The developers are looking at what is currently public land for new housing areas. Conservation groups want to keep the land public and free from development.
MCCALL, Idaho – In the summer, Payette Lake attracts the attention of many tourists, but recently the area has also gained the attention of developers who are experiencing massive growth, with room for more.
The developers plan to build more affordable housing on land currently public. However, some residents and conservation groups are trying to keep this land out of the hands of developers.
McCall joins a growing list of municipalities in Gem State that are beginning to feel the brunt of the housing crisis that has started in Treasure Valley. The small town’s growth has increased over the past year due to the COVID-19 pandemic and more people moving there through remote work, according to McCall’s director of community and economic development.
âAt McCall our economic development strategy was to create a really nice place to work and live, I think with people who can work remotely we had a lot more visits last year. People decided it was a place they wanted to live, âMichelle Groenevelt told KTVB.

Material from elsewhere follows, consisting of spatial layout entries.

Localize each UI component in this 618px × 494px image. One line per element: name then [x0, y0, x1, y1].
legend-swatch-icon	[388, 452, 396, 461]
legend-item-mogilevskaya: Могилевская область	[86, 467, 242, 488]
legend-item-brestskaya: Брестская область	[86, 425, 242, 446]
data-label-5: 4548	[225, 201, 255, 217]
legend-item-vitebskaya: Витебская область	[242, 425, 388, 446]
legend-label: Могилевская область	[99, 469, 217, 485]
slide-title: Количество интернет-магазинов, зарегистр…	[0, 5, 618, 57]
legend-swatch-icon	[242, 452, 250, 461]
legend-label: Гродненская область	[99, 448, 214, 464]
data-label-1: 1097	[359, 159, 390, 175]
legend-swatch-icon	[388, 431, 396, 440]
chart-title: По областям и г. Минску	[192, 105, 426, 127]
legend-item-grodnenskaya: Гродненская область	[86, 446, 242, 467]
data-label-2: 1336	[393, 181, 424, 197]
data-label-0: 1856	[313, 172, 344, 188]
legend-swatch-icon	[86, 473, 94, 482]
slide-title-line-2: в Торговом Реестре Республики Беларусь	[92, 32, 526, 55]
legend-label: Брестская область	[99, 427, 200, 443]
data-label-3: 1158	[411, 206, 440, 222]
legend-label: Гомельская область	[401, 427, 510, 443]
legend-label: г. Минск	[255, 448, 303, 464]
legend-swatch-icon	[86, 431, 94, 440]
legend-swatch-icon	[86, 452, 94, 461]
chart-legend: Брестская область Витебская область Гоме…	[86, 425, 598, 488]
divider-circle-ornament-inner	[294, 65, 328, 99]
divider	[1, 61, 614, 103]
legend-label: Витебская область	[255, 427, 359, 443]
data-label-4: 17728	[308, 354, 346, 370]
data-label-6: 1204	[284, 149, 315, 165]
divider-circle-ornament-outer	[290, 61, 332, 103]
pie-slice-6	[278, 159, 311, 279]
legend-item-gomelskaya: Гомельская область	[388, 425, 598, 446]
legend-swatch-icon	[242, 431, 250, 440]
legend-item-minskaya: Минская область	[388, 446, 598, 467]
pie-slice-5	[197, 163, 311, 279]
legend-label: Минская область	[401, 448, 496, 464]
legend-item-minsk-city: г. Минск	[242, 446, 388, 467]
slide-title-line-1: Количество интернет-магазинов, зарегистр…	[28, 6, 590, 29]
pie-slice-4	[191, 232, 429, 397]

The city said it is planning its infrastructure with a 3% growth rate in mind. Although official figures for last year’s growth are not available, officials said the city’s utilities were running at a higher capacity than in previous years.
âSummers tend to be very busy and at other times of the year they are a little less busy. I think what happened this year is that we just saw that she just keeps getting busier, âGroenevelt said.
With the city gaining more attention, McCall is now handling more requests from developers regarding construction in the area. The city has had to create and hire an assistant city planner to help coordinate and answer some of the calls, which range from real estate owners looking to build a house to developers looking to build entire subdivisions.
âA lot of the growth and development that we have seen are developments that are happening within city limits. It is already plots that are already plated that are being built, âsaid Groenevelt.
One of the developers looking to build in the town of McCall is Trident Holdings LLC, which has offered a land swap for 28,000 acres of endowment land in the area.
Trident Holdings is creating a plan that they believe will meet the needs of future generations of Idahoans. The company has launched Preserve McCall, which wants to develop Poderosa State Park, expand the park and create new jobs in Valley County.
âOur whole project is about creating open spaces, creating a park that the public can use,â said Kylee Hatfield of Preserve McCall.
However, conservation groups like United Payette hope to keep the public endowment lands and prevent the privatization of land around the lake.
“We are working to preserve our lands so that they are in a permanent state of beauty and health for our community,” said Kristin Hoff Sinclair of United Payette.
United Payette works with federal, state, departmental and municipal authorities to protect natural habitat and water quality, and ensure public access to recreationists.
While no official decision has been made on the proposed land swap, both groups said they were just trying to do what they felt was right.
In the meantime, the Town of McCall is poised to receive more attention from developers looking to cash in on the town’s growth.
âIt’s been pretty constant, the calls,â Groenevelt said.